Download or read book The Chinese Question The Gold Rushes Chinese Migration and Global Politics written by Mae Ngai and published by W. W. Norton & Company. This book was released on 2021-08-24 with total page 455 pages. Available in PDF, EPUB and Kindle. Book excerpt: Winner of the 2022 Bancroft Prize Shortlisted for the 2022 Cundill History Prize Finalist for the 2022 Los Angeles Times Book Prize How Chinese migration to the world’s goldfields upended global power and economics and forged modern conceptions of race. In roughly five decades, between 1848 and 1899, more gold was removed from the earth than had been mined in the 3,000 preceding years, bringing untold wealth to individuals and nations. But friction between Chinese and white settlers on the goldfields of California, Australia, and South Africa catalyzed a global battle over “the Chinese Question”: would the United States and the British Empire outlaw Chinese immigration? This distinguished history of the Chinese diaspora and global capitalism chronicles how a feverish alchemy of race and money brought Chinese people to the West and reshaped the nineteenth-century world. Drawing on ten years of research across five continents, prize-winning historian Mae Ngai narrates the story of the thousands of Chinese who left their homeland in pursuit of gold, and how they formed communities and organizations to help navigate their perilous new world. Out of their encounters with whites, and the emigrants’ assertion of autonomy and humanity, arose the pernicious western myth of the “coolie” laborer, a racist stereotype used to drive anti-Chinese sentiment. By the turn of the twentieth century, the United States and the British Empire had answered “the Chinese Question” with laws that excluded Chinese people from immigration and citizenship. Ngai explains how this happened and argues that Chinese exclusion was not extraneous to the emergent global economy but an integral part of it. The Chinese Question masterfully links important themes in world history and economics, from Europe’s subjugation of China to the rise of the international gold standard and the invention of racist, anti-Chinese stereotypes that persist to this day.

Book Threads of Gold

Download or read book Threads of Gold written by Paul Haig and published by Schiffer Publishing. This book was released on 2006 with total page 312 pages. Available in PDF, EPUB and Kindle. Book excerpt: A comprehensive guide to collectible Chinese textiles shown in over 500 color photos, with an understandable grading system to aid in establishing value. This beautifully illustrated book is designed for all historians, Asian study scholars, and textile collectors, from beginning to advanced. It is a real-world representation of court robes, badges and decorative textiles and a must for appraisers and connoisseurs alike.

Book Ancient Chinese Gold

Download or read book Ancient Chinese Gold written by Wei Han and published by . This book was released on 2001 with total page 410 pages. Available in PDF, EPUB and Kindle. Book excerpt:

Book Pacific Crossing

    Book Details:
  • Author : Elizabeth Sinn
  • Publisher : Hong Kong University Press
  • Release : 2012-12-01
  • ISBN : 9888139711
  • Pages : 474 pages

Download or read book Pacific Crossing written by Elizabeth Sinn and published by Hong Kong University Press.
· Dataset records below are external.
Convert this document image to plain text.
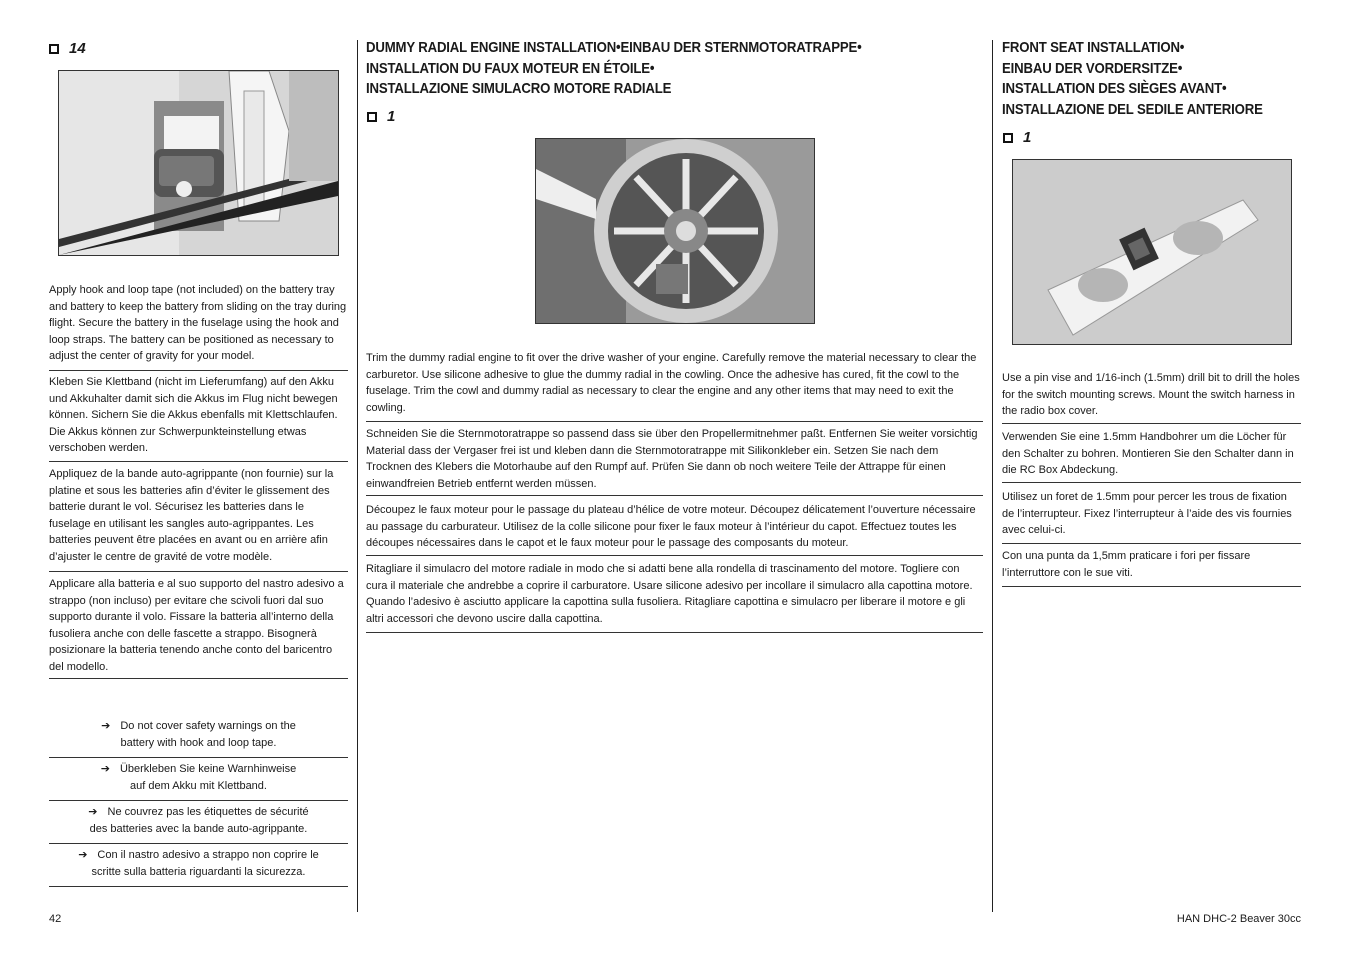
14
Apply hook and loop tape (not included) on the battery tray and battery to keep the battery from sliding on the tray during flight. Secure the battery in the fuselage using the hook and loop straps. The battery can be positioned as necessary to adjust the center of gravity for your model.
Kleben Sie Klettband (nicht im Lieferumfang) auf den Akku und Akkuhalter damit sich die Akkus im Flug nicht bewegen können. Sichern Sie die Akkus ebenfalls mit Klettschlaufen. Die Akkus können zur Schwerpunkteinstellung etwas verschoben werden.
Appliquez de la bande auto-agrippante (non fournie) sur la platine et sous les batteries afin d’éviter le glissement des batterie durant le vol. Sécurisez les batteries dans le fuselage en utilisant les sangles auto-agrippantes. Les batteries peuvent être placées en avant ou en arrière afin d’ajuster le centre de gravité de votre modèle.
Applicare alla batteria e al suo supporto del nastro adesivo a strappo (non incluso) per evitare che scivoli fuori dal suo supporto durante il volo. Fissare la batteria all’interno della fusoliera anche con delle fascette a strappo. Bisognerà posizionare la batteria tenendo anche conto del baricentro del modello.
➔ Do not cover safety warnings on the
battery with hook and loop tape.
➔ Überkleben Sie keine Warnhinweise
auf dem Akku mit Klettband.
➔ Ne couvrez pas les étiquettes de sécurité
des batteries avec la bande auto-agrippante.
➔ Con il nastro adesivo a strappo non coprire le
scritte sulla batteria riguardanti la sicurezza.
DUMMY RADIAL ENGINE INSTALLATION•EINBAU DER STERNMOTORATRAPPE•
INSTALLATION DU FAUX MOTEUR EN ÉTOILE•
INSTALLAZIONE SIMULACRO MOTORE RADIALE
1
Trim the dummy radial engine to fit over the drive washer of your engine. Carefully remove the material necessary to clear the carburetor. Use silicone adhesive to glue the dummy radial in the cowling. Once the adhesive has cured, fit the cowl to the fuselage. Trim the cowl and dummy radial as necessary to clear the engine and any other items that may need to exit the cowling.
Schneiden Sie die Sternmotoratrappe so passend dass sie über den Propellermitnehmer paßt. Entfernen Sie weiter vorsichtig Material dass der Vergaser frei ist und kleben dann die Sternmotoratrappe mit Silikonkleber ein. Setzen Sie nach dem Trocknen des Klebers die Motorhaube auf den Rumpf auf. Prüfen Sie dann ob noch weitere Teile der Attrappe für einen einwandfreien Betrieb entfernt werden müssen.
Découpez le faux moteur pour le passage du plateau d’hélice de votre moteur. Découpez délicatement l’ouverture nécessaire au passage du carburateur. Utilisez de la colle silicone pour fixer le faux moteur à l’intérieur du capot. Effectuez toutes les découpes nécessaires dans le capot et le faux moteur pour le passage des composants du moteur.
Ritagliare il simulacro del motore radiale in modo che si adatti bene alla rondella di trascinamento del motore. Togliere con cura il materiale che andrebbe a coprire il carburatore. Usare silicone adesivo per incollare il simulacro alla capottina motore. Quando l’adesivo è asciutto applicare la capottina sulla fusoliera. Ritagliare capottina e simulacro per liberare il motore e gli altri accessori che devono uscire dalla capottina.
FRONT SEAT INSTALLATION•
EINBAU DER VORDERSITZE•
INSTALLATION DES SIÈGES AVANT•
INSTALLAZIONE DEL SEDILE ANTERIORE
1
Use a pin vise and 1/16-inch (1.5mm) drill bit to drill the holes for the switch mounting screws. Mount the switch harness in the radio box cover.
Verwenden Sie eine 1.5mm Handbohrer um die Löcher für den Schalter zu bohren. Montieren Sie den Schalter dann in die RC Box Abdeckung.
Utilisez un foret de 1.5mm pour percer les trous de fixation de l’interrupteur. Fixez l’interrupteur à l’aide des vis fournies avec celui-ci.
Con una punta da 1,5mm praticare i fori per fissare l’interruttore con le sue viti.
42	HAN DHC-2 Beaver 30cc
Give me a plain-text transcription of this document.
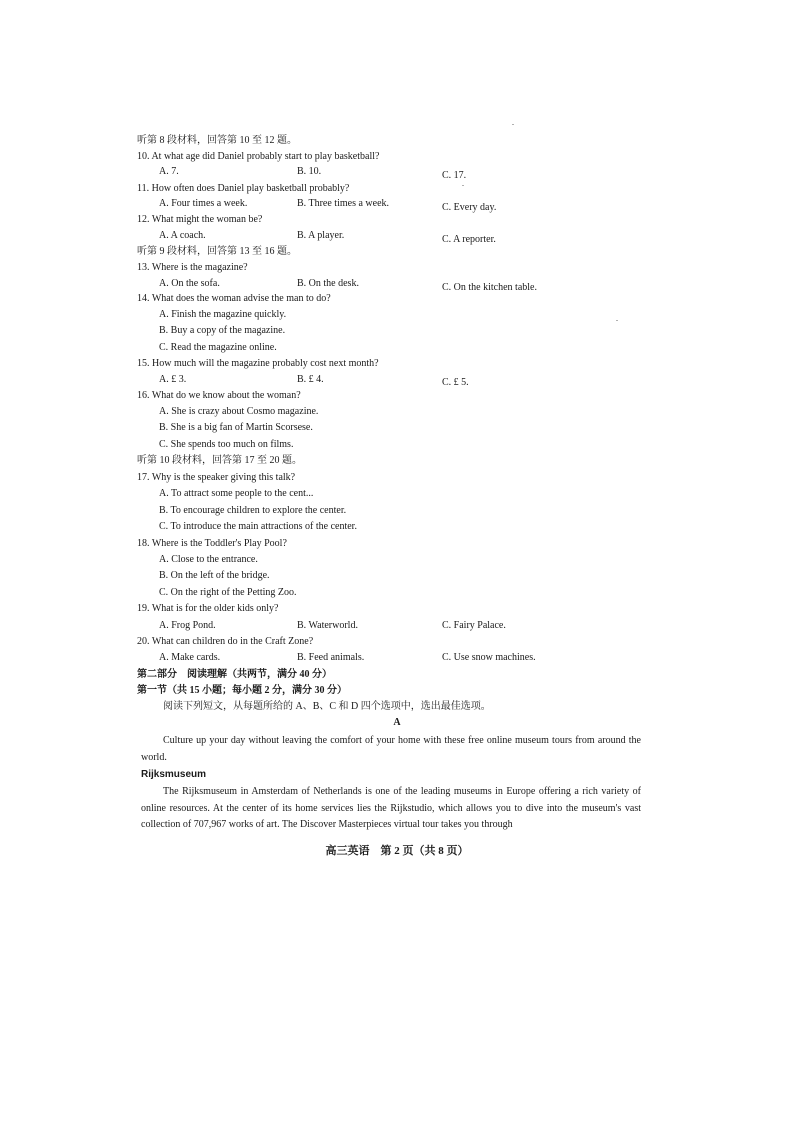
听第 8 段材料，回答第 10 至 12 题。
10. At what age did Daniel probably start to play basketball?
A. 7.	B. 10.	C. 17.
11. How often does Daniel play basketball probably?
A. Four times a week.	B. Three times a week.	C. Every day.
12. What might the woman be?
A. A coach.	B. A player.	C. A reporter.
听第 9 段材料，回答第 13 至 16 题。
13. Where is the magazine?
A. On the sofa.	B. On the desk.	C. On the kitchen table.
14. What does the woman advise the man to do?
A. Finish the magazine quickly.
B. Buy a copy of the magazine.
C. Read the magazine online.
15. How much will the magazine probably cost next month?
A. £ 3.	B. £ 4.	C. £ 5.
16. What do we know about the woman?
A. She is crazy about Cosmo magazine.
B. She is a big fan of Martin Scorsese.
C. She spends too much on films.
听第 10 段材料，回答第 17 至 20 题。
17. Why is the speaker giving this talk?
A. To attract some people to the cent...
B. To encourage children to explore the center.
C. To introduce the main attractions of the center.
18. Where is the Toddler's Play Pool?
A. Close to the entrance.
B. On the left of the bridge.
C. On the right of the Petting Zoo.
19. What is for the older kids only?
A. Frog Pond.	B. Waterworld.	C. Fairy Palace.
20. What can children do in the Craft Zone?
A. Make cards.	B. Feed animals.	C. Use snow machines.
第二部分　阅读理解（共两节，满分 40 分）
第一节（共 15 小题；每小题 2 分，满分 30 分）
阅读下列短文，从每题所给的 A、B、C 和 D 四个选项中，选出最佳选项。
A
Culture up your day without leaving the comfort of your home with these free online museum tours from around the world.
Rijksmuseum
The Rijksmuseum in Amsterdam of Netherlands is one of the leading museums in Europe offering a rich variety of online resources. At the center of its home services lies the Rijkstudio, which allows you to dive into the museum's vast collection of 707,967 works of art. The Discover Masterpieces virtual tour takes you through
高三英语　第 2 页（共 8 页）
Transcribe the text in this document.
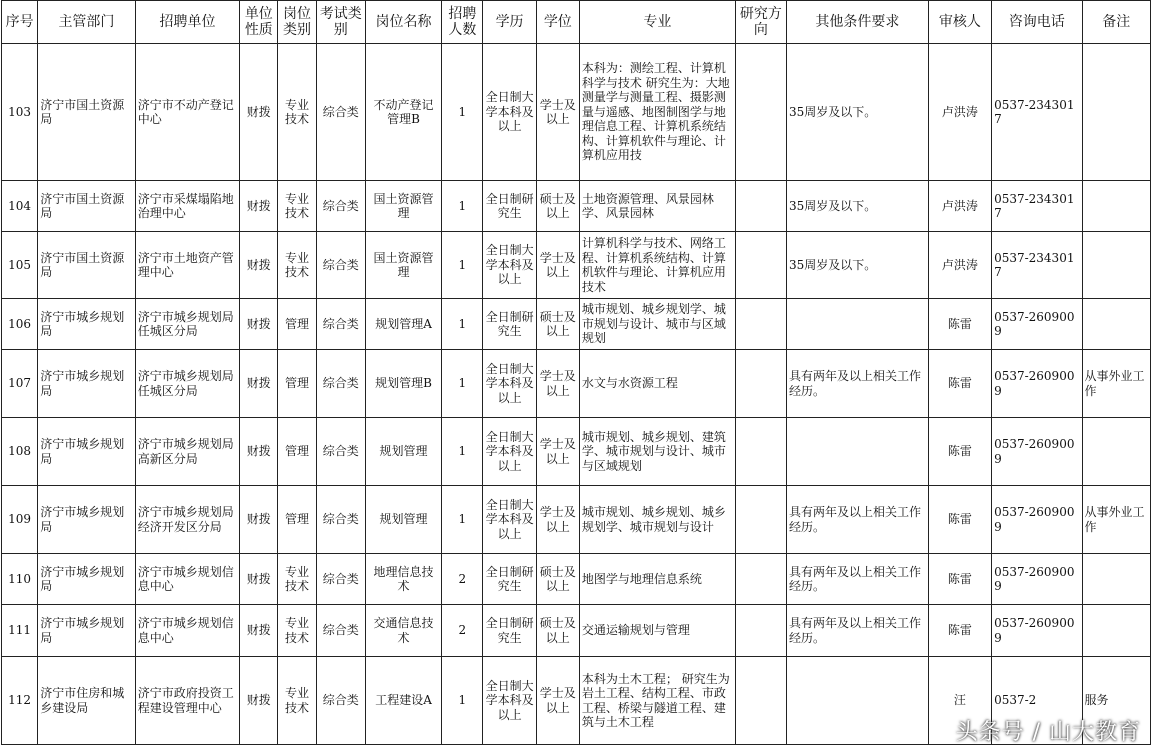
序号	主管部门	招聘单位	单位性质	岗位类别	考试类别	岗位名称	招聘人数	学历	学位	专业	研究方向	其他条件要求	审核人	咨询电话	备注
103	济宁市国土资源局	济宁市不动产登记中心	财拨	专业技术	综合类	不动产登记管理B	1	全日制大学本科及以上	学士及以上	本科为：测绘工程、计算机科学与技术 研究生为：大地测量学与测量工程、摄影测量与遥感、地图制图学与地理信息工程、计算机系统结构、计算机软件与理论、计算机应用技		35周岁及以下。	卢洪涛	0537-2343017	
104	济宁市国土资源局	济宁市采煤塌陷地治理中心	财拨	专业技术	综合类	国土资源管理	1	全日制研究生	硕士及以上	土地资源管理、风景园林学、风景园林		35周岁及以下。	卢洪涛	0537-2343017	
105	济宁市国土资源局	济宁市土地资产管理中心	财拨	专业技术	综合类	国土资源管理	1	全日制大学本科及以上	学士及以上	计算机科学与技术、网络工程、计算机系统结构、计算机软件与理论、计算机应用技术		35周岁及以下。	卢洪涛	0537-2343017	
106	济宁市城乡规划局	济宁市城乡规划局任城区分局	财拨	管理	综合类	规划管理A	1	全日制研究生	硕士及以上	城市规划、城乡规划学、城市规划与设计、城市与区域规划			陈雷	0537-2609009	
107	济宁市城乡规划局	济宁市城乡规划局任城区分局	财拨	管理	综合类	规划管理B	1	全日制大学本科及以上	学士及以上	水文与水资源工程		具有两年及以上相关工作经历。	陈雷	0537-2609009	从事外业工作
108	济宁市城乡规划局	济宁市城乡规划局高新区分局	财拨	管理	综合类	规划管理	1	全日制大学本科及以上	学士及以上	城市规划、城乡规划、建筑学、城市规划与设计、城市与区域规划			陈雷	0537-2609009	
109	济宁市城乡规划局	济宁市城乡规划局经济开发区分局	财拨	管理	综合类	规划管理	1	全日制大学本科及以上	学士及以上	城市规划、城乡规划、城乡规划学、城市规划与设计		具有两年及以上相关工作经历。	陈雷	0537-2609009	从事外业工作
110	济宁市城乡规划局	济宁市城乡规划信息中心	财拨	专业技术	综合类	地理信息技术	2	全日制研究生	硕士及以上	地图学与地理信息系统		具有两年及以上相关工作经历。	陈雷	0537-2609009	
111	济宁市城乡规划局	济宁市城乡规划信息中心	财拨	专业技术	综合类	交通信息技术	2	全日制研究生	硕士及以上	交通运输规划与管理		具有两年及以上相关工作经历。	陈雷	0537-2609009	
112	济宁市住房和城乡建设局	济宁市政府投资工程建设管理中心	财拨	专业技术	综合类	工程建设A	1	全日制大学本科及以上	学士及以上	本科为土木工程； 研究生为岩土工程、结构工程、市政工程、桥梁与隧道工程、建筑与土木工程			汪	0537-2	服务
头条号 / 山大教育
This book was released on 2012-12-01 with total page 474 pages. Available in PDF, EPUB and Kindle. Book excerpt: During the nineteenth century tens of thousands of Chinese men and women crossed the Pacific to work, trade, and settle in California. Drawn initially by the gold rush, they took with them skills and goods and a view of the world which, though still Chinese, was transformed by their long journeys back and forth. They in turn transformed Hong Kong, their main point of embarkation, from a struggling infant colony into a prosperous international port and the cultural center of a far-ranging Chinese diaspora. Making use of extensive research in archives around the world, Pacific Crossing charts the rise of Chinese Gold Mountain firms engaged in all kinds of transpacific trade, especially the lucrative export of prepared opium and other luxury goods. Challenging the traditional view that the migration was primarily a "coolie trade," Elizabeth Sinn uncovers leadership and agency among the many Chinese who made the crossing. In presenting Hong Kong as an "in-between place" of repeated journeys and continuous movement, Sinn also offers a fresh view of the British colony and a new paradigm for migration studies.

Book When Silk was Gold

    Book Details:
  • Author : James C. Y. Watt
  • Publisher : Metropolitan Museum of Art
  • Release : 1997
  • ISBN : 0870998250
  • Pages : 250 pages

Download or read book When Silk was Gold written by James C. Y. Watt and published by Metropolitan Museum of Art. This book was released on 1997 with total page 250 pages. Available in PDF, EPUB and Kindle. Book excerpt: The material presented in this volume significantly extends what has been known to date of Asian textiles produced from the Tang (618-907) through the early Ming period (late 14th-early 15th century), and new documentation gives full recognition to the importance of luxury textiles in the history of Asian art. Costly silks and embroideries were the primary vehicle for the migration of motifs and styles from one part of Asia to another, particularly during the Tang and Mongol (1207-1368) periods. In addition, they provide material evidence of both the cultural and religious ties that linked ethnic groups and the impetus to artistic creativity that was inspired by exposure to foreign goods.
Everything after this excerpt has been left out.